Ech… Problem z wami, drodzy fundamentaliści, wynika z faktu, że naginacie rzeczywistość, aż ta jęczy niczym diakon od buttseksu. Miałem z tym gięciem ostatnio dużo uciechy, czytając wasze teksty o rocznicy „sprawy Agaty”. Za pytanie o jej obecność na pikiecie pod redakcją „Gazety Wyborczej” dostałem dożywotniego bana na portalu „Fronda”. Wy zaś, komentując jej zachowanie, ze smutnym niedowierzaniem w głosie stwierdzaliście, że na najnowszych zdjęciach w swoim fotoblogu „zaczyna się nawet uśmiechać”, a spotkana ostatnio przez księdza Podstawkę (głównego animatora Pierwszego Katolickiego Biegu Przełajowego Po Szpitalach Lublin-Warszawa-Gdańsk 2008) „sprawiała wrażenie, jakby się nic się nie stało.
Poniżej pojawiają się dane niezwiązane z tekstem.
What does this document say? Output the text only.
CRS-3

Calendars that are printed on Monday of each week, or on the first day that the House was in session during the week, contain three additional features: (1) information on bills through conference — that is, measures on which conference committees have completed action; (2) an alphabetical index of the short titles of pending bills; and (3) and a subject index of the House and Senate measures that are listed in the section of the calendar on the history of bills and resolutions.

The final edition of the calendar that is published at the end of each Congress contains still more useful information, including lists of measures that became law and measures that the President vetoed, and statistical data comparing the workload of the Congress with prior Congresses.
I trudno jej się dziwić, po tym, co przeszła”. Jakby się wam w głowach nie mogło pomieścić, że ona może normalnie funkcjonować, że nie żyje w permanentnej traumie. Tak samo najwyraźniej lepiej wiecie, co czuje Amerykańskie Towarzystwo Psychiatryczne, niż samo Towarzystwo (które zaprzecza istnieniu jakichkolwiek nacisków), a choć WHO usunęła homoseksualizm z listy chorób, bo nie mieścił się w definicji choroby, to przecież wam doskonale wiadomo, czyje naciski stały za tą decyzją.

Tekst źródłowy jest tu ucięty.